Was die Innovationskraft der Pharmaforschung fördert und was sie hemmt, war das Hauptthema im zwanzigsten Talk im Turm. Moderiert wurde er von Thomas Gull und Roger Nickl, den Redaktoren des UZH Magazins. Gast auf dem Podium war neben dem Pharmakologie-Professor Michael Arand der Psychologe Boris Quednow, der an der Psychiatrischen Universitätsklinik Zürich die Wirkung psychoaktiver Drogen erforscht.

Ein kurzer Blick zurück in die Geschichte der Pharmaforschung zeigte, wie grundlegend sich die methodische Ausrichtung verändert hat: «Früher beobachtete man die Wirkung von Stoffen rein phänomenologisch, ohne durchschauen zu können, wie sie zustande kommt», sagte Quednow.

Heute dagegen entwickelt man Medikamente auf der Grundlage von Analysen biologischer und chemischer Funktionszusammenhänge. Die akademische Forschung nimmt deshalb im Prozess der Arzneimittelentwicklung heute eine viel wichtigere Rolle ein als früher. Ihr Potenzial ist laut Michael Arand noch längst nicht ausgeschöpft. Der Pharmakologe engagiert sich dafür, dass aus Erkenntnissen der Forschung möglichst rasch zugelassene Heilmittel werden. Um Forscherinnen und Forscher am Medizinstandort Zürich bei der Entwicklung von Arzneimittelvorstufen zu unterstützen, hat er zusammen mit Kolleginnen und Kollegen an der ETH und dem Universitätsspital das Drug Discovery Network Zurich gegründet.

Lehren aus dem Contergan-Skandal

Einschneidende Veränderungen in der Pharmaforschung brachte nicht nur der Wissenszuwachs der Life Sciences, sondern auch die zunehmende Regulierung der Forschungs- und Entwicklungsprozesse.

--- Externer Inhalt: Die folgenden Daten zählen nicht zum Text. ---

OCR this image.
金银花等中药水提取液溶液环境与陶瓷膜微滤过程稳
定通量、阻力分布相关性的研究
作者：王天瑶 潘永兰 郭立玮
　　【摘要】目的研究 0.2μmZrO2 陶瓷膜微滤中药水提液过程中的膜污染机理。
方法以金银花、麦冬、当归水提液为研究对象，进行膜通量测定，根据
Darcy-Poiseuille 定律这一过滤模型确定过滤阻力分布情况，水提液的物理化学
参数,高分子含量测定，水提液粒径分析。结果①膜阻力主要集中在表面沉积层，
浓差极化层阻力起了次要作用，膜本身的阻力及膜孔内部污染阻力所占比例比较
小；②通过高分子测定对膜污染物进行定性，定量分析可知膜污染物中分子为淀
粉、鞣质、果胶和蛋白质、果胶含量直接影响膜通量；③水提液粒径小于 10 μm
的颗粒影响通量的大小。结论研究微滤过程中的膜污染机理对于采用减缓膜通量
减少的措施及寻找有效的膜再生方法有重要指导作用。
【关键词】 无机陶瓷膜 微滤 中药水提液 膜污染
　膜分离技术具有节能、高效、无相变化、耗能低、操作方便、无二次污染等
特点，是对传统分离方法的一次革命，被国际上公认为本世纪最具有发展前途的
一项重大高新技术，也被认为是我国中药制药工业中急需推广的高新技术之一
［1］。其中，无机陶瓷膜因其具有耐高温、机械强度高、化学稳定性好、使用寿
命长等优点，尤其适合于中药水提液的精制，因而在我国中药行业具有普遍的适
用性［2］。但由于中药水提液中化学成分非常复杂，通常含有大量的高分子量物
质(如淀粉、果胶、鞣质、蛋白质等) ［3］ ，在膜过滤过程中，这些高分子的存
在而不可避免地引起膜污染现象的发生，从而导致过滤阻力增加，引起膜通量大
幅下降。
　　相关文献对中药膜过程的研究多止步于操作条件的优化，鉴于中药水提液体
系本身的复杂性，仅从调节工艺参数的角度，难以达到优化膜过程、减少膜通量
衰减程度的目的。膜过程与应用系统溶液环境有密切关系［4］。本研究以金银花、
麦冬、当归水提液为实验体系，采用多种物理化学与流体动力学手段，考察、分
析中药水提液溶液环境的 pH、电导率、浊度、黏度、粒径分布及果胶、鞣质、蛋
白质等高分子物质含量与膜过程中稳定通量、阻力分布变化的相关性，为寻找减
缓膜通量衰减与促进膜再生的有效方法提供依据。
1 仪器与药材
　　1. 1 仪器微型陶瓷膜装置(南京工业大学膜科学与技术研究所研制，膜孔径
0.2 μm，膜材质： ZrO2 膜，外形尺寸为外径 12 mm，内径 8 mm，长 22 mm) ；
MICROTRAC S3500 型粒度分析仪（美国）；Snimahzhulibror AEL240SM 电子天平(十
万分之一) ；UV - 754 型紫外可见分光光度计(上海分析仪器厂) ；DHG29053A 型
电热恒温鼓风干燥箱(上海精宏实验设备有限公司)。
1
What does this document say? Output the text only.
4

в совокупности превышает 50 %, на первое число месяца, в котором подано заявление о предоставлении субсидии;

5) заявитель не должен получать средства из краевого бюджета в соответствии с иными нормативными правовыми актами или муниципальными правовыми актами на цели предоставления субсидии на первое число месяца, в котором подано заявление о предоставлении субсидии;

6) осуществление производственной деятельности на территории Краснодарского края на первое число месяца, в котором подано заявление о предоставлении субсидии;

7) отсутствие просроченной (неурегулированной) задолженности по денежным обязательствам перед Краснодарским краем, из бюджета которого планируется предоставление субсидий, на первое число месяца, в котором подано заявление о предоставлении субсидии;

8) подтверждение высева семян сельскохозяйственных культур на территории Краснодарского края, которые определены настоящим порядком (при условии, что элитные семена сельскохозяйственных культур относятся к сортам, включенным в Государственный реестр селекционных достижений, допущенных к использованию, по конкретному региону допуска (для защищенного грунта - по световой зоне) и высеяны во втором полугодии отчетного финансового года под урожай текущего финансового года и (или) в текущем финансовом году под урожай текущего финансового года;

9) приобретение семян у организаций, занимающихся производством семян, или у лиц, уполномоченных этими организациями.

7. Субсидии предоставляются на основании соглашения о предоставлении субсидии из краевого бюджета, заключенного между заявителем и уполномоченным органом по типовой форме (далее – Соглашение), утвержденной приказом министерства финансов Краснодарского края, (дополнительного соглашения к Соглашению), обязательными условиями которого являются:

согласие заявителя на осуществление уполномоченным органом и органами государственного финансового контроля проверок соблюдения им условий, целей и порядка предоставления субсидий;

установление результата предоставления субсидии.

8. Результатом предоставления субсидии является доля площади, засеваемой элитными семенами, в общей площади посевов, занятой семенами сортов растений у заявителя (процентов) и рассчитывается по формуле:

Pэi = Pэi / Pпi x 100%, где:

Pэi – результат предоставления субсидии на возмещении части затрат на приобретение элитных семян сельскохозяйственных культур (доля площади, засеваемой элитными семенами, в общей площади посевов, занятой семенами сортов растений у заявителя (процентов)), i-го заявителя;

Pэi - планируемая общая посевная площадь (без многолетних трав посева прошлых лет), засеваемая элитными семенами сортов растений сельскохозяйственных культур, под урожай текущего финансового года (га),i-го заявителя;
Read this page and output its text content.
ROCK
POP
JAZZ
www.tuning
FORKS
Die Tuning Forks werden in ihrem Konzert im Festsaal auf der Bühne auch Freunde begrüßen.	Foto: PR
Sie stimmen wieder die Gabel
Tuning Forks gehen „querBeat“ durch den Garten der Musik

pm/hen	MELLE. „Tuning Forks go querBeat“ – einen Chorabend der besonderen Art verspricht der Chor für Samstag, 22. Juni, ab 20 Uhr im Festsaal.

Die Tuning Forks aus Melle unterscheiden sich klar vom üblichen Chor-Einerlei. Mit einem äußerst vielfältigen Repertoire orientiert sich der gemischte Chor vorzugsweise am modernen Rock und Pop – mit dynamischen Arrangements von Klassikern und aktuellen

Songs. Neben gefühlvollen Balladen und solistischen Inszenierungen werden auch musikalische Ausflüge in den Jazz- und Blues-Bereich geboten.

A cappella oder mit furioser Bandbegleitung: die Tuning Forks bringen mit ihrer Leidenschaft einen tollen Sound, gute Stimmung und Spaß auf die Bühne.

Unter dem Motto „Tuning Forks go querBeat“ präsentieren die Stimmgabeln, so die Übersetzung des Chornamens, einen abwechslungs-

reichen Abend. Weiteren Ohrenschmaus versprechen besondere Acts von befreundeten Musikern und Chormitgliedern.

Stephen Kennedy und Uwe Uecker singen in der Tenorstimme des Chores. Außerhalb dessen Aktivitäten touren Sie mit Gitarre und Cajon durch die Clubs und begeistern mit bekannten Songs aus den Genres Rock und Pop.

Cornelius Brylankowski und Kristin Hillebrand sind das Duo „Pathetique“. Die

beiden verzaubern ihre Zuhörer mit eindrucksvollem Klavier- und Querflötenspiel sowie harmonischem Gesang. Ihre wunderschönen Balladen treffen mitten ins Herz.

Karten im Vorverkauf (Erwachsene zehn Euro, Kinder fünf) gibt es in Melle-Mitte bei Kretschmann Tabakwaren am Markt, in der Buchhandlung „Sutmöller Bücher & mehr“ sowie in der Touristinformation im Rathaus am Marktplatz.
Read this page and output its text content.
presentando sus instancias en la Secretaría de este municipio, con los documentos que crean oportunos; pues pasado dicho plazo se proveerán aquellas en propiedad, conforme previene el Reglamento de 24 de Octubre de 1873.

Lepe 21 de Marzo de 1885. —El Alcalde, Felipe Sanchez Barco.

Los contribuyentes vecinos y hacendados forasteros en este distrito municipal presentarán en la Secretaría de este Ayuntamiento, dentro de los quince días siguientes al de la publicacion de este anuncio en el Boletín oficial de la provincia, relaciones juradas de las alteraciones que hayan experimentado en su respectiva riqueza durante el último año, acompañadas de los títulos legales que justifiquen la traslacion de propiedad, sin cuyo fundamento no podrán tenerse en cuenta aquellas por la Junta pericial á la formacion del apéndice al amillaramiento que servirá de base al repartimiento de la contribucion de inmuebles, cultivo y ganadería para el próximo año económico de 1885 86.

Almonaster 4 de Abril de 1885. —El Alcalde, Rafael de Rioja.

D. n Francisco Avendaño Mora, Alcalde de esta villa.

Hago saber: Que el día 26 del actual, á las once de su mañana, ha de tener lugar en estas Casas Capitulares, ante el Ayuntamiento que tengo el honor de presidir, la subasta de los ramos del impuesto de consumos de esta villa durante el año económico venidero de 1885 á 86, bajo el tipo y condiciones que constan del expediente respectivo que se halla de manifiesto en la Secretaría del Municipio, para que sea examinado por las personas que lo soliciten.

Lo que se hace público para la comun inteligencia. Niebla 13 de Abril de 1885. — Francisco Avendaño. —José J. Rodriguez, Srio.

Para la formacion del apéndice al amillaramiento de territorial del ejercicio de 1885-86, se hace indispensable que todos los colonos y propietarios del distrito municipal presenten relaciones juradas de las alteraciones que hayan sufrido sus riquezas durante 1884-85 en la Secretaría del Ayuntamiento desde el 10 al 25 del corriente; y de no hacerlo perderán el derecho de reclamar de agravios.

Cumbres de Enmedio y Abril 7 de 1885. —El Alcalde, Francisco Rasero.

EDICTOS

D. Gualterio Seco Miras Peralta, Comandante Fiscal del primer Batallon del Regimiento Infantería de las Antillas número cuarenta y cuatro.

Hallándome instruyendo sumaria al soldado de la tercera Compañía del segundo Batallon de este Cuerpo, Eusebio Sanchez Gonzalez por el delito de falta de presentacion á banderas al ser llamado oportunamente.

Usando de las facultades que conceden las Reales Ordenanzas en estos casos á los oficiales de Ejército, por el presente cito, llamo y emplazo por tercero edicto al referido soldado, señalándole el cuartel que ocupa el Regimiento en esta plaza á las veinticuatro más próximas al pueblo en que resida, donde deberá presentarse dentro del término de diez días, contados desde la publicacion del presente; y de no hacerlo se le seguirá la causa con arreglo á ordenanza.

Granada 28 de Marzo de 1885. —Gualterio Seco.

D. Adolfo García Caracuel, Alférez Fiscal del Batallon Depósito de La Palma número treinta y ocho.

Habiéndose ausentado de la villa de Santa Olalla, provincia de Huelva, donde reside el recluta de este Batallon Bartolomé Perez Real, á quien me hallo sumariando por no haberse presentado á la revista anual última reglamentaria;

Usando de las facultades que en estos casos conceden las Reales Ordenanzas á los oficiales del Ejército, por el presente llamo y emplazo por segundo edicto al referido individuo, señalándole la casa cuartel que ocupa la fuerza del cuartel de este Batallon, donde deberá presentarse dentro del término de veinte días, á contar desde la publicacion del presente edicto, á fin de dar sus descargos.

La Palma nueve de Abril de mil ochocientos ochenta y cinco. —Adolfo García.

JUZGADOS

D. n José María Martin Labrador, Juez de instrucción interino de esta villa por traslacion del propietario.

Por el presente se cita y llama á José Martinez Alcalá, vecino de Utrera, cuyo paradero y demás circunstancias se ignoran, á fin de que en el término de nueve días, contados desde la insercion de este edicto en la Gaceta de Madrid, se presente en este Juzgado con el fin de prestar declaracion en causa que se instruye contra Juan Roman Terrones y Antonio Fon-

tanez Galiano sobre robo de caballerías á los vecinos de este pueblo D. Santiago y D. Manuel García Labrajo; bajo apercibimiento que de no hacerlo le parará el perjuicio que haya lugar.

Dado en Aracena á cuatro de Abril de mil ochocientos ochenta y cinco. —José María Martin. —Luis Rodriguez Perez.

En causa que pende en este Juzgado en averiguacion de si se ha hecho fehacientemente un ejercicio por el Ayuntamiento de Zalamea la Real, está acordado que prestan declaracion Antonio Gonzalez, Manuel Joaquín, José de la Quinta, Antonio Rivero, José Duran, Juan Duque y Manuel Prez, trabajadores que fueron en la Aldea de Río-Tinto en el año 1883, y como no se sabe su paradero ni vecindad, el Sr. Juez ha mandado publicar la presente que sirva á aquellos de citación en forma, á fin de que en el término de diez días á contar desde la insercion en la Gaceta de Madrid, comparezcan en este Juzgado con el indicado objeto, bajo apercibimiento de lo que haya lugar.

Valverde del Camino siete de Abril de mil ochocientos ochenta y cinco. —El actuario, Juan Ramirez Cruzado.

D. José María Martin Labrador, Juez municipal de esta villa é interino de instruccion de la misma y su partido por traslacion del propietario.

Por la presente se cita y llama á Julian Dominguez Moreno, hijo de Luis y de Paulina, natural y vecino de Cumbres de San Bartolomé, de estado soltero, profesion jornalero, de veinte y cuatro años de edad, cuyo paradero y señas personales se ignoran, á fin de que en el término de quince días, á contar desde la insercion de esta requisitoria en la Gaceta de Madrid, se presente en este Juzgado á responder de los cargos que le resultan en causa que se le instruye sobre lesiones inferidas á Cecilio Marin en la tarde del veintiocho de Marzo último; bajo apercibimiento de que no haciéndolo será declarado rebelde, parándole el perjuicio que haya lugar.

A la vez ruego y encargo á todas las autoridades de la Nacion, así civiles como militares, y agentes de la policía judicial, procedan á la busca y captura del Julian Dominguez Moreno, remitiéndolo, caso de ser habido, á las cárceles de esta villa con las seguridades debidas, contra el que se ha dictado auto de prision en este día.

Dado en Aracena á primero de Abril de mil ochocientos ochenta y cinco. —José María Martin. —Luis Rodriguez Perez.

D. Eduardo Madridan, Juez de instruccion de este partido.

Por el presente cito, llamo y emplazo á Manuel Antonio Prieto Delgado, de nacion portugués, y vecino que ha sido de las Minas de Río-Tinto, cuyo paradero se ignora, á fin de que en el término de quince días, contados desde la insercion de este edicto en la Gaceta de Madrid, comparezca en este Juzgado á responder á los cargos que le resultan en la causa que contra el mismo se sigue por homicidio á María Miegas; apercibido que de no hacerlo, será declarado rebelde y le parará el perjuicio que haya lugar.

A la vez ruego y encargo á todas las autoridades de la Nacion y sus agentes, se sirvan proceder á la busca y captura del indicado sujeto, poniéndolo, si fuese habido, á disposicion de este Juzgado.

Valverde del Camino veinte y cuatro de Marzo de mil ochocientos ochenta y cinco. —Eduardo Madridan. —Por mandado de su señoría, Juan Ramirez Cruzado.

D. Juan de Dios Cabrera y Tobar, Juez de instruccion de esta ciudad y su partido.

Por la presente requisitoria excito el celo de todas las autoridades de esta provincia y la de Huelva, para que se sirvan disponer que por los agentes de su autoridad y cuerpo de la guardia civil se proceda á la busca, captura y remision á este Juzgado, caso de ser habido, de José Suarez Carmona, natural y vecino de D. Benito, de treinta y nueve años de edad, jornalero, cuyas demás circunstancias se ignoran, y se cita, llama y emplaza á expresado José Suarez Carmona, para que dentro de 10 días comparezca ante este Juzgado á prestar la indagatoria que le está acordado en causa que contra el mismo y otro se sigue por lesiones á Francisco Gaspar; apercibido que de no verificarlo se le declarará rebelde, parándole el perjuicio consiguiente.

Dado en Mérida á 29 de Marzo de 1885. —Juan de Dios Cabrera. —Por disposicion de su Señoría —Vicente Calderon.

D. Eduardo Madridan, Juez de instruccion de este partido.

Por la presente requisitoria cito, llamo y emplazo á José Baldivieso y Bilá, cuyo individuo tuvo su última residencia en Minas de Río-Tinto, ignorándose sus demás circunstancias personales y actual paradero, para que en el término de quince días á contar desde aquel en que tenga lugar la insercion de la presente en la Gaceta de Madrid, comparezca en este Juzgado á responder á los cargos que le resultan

Der Contergan-Skandal Ende der 1950er Jahre hatte einer schockierten Öffentlichkeit drastisch vor Augen geführt, wie wichtig es für die Sicherheit der Patientinnen und Patienten ist, den Innovationsprozess in geregelte Bahnen zu lenken. «Heute treten bei der Einführung neuer Medikamente in 99 Prozent der Fälle keine unvorhergesehenen Nebenwirkungen mehr auf», sagte Michael Arand.

Meister Zufall spielt mit

Die umfassenden präklinischen Sicherheitsvorkehrungen haben allerdings auch Nachteile: Sie machen die Entwicklung neuer Medikamente aufwändiger, und sie engen den Spiel- und Experimentierraum der Forschenden ein. Was dies bedeutet, veranschaulichte Boris Quednow am Beispiel des Psychopharmaka-Bereichs, wo grundlegende Entdeckungen seit längerer Zeit rar sind. In den 50er-, 60er- und 70er-Jahren sah das noch anders aus, damals jagte eine Innovation die nächste. Grundlage für den Boom war eine Reihe meist zufälliger Entdeckungen – so etwa im Fall der Neuroleptika, welche die Behandlung von psychotischen Störungen revolutionierten.  

Meister Zufall, darin waren sich Boris Quednow und Michael Arand einig, spielt bei wissenschaftlichen Entdeckungen einen wichtigen Part. Man sollte ihm genügend Raum geben.